Montesquiou apprenait ainsi qu'un matin, le premier consul, en tiers avec Volney et Cambacérès, leur avait dit:
—Je crois que je serais bien malheureux si j'avais voté la mort d'un aussi honnête homme que Louis XVI.
En répétant cette réflexion à Mme de Champcenetz, Mme Bonaparte appuyait sur ce point: «que c'était là le fruit d'un livre sur la Révolution, qu'elle avait lu à son mari pour la lui faire connaître.»
—Vous n'imaginez pas, ajoutait-elle, combien cette histoire lui est étrangère, combien il en ignore les anecdotes criminelles. Employé aux armées, il en a peu suivi les détails. C'est cette ignorance qui a le plus contribué à l'égarer dans ses choix. Tel homme lui a été vanté comme homme de talent pour telle partie; il l'a pris sans examen de son opinion ou de sa conduite antérieure.
Mme de Champcenetz concluait de ce langage que Joséphine était royaliste, qu'on pouvait compter sur elle, mais qu'il fallait lui laisser le temps de disposer son mari aux résolutions qu'elle souhaitait de lui voir prendre.
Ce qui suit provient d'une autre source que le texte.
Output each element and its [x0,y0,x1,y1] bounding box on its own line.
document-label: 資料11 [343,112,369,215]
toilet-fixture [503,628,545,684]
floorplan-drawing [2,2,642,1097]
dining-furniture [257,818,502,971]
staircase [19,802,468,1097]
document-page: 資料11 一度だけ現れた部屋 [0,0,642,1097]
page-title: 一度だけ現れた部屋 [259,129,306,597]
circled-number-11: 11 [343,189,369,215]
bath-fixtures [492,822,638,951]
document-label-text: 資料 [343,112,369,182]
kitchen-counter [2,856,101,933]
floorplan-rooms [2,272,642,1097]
À la faveur de ces raisons, Montesquiou restait inactif; les membres du Conseil royal laissaient passer le temps sans donner de leurs nouvelles au roi.
À Mitau, on s'inquiétait de leur silence, des victoires de Bonaparte et de Moreau, de la paix qui semblait devoir en être la suite, de l'attitude de Paul Ier, qui, tout en continuant à combler le roi d'attentions personnelles, persévérait dans le système qu'il avait adopté, à l'exemple de l'Angleterre et de l'Autriche, et que Louis XVIII, en le leur reprochant ou en en gémissant, résumait en ces mots: «Tout pour le roi; rien par lui.» Alors à son impatience succédait l'irritation, une irritation qu'envenimaient à toute heure les témoignages de sa détresse financière, son impuissance à secourir ces émigrés réduits eux aussi à la misère, leurs demandes de secours pleines d'aveux cruels et humiliants et auxquelles, le plus souvent, il était contraint de répondre par une fin de non-recevoir. Il s'exaltait, s'exaspérait, adjurait le tsar de le laisser aller en Bretagne à la tête d'un corps d'armée russe, composé de seize mille hommes, qui, depuis la dernière guerre, se trouvait à Jersey; acceptait de Dumouriez le projet d'une descente en Normandie, dont ce général était allé entretenir Paul Ier à Saint-Pétersbourg; encourageait celui de Willot sur le Midi; rêvait de quitter subrepticement la Russie pour se rapprocher de son royaume; n'y renonçait que parce que d'Avaray lui objectait qu'il ne serait pas digne du roi de France de s'en aller au hasard, d'errer par les chemins, de s'exposer à n'avoir pour asile que des cabarets borgnes, et enfin projetait de conquérir l'opinion par des publications contre Bonaparte.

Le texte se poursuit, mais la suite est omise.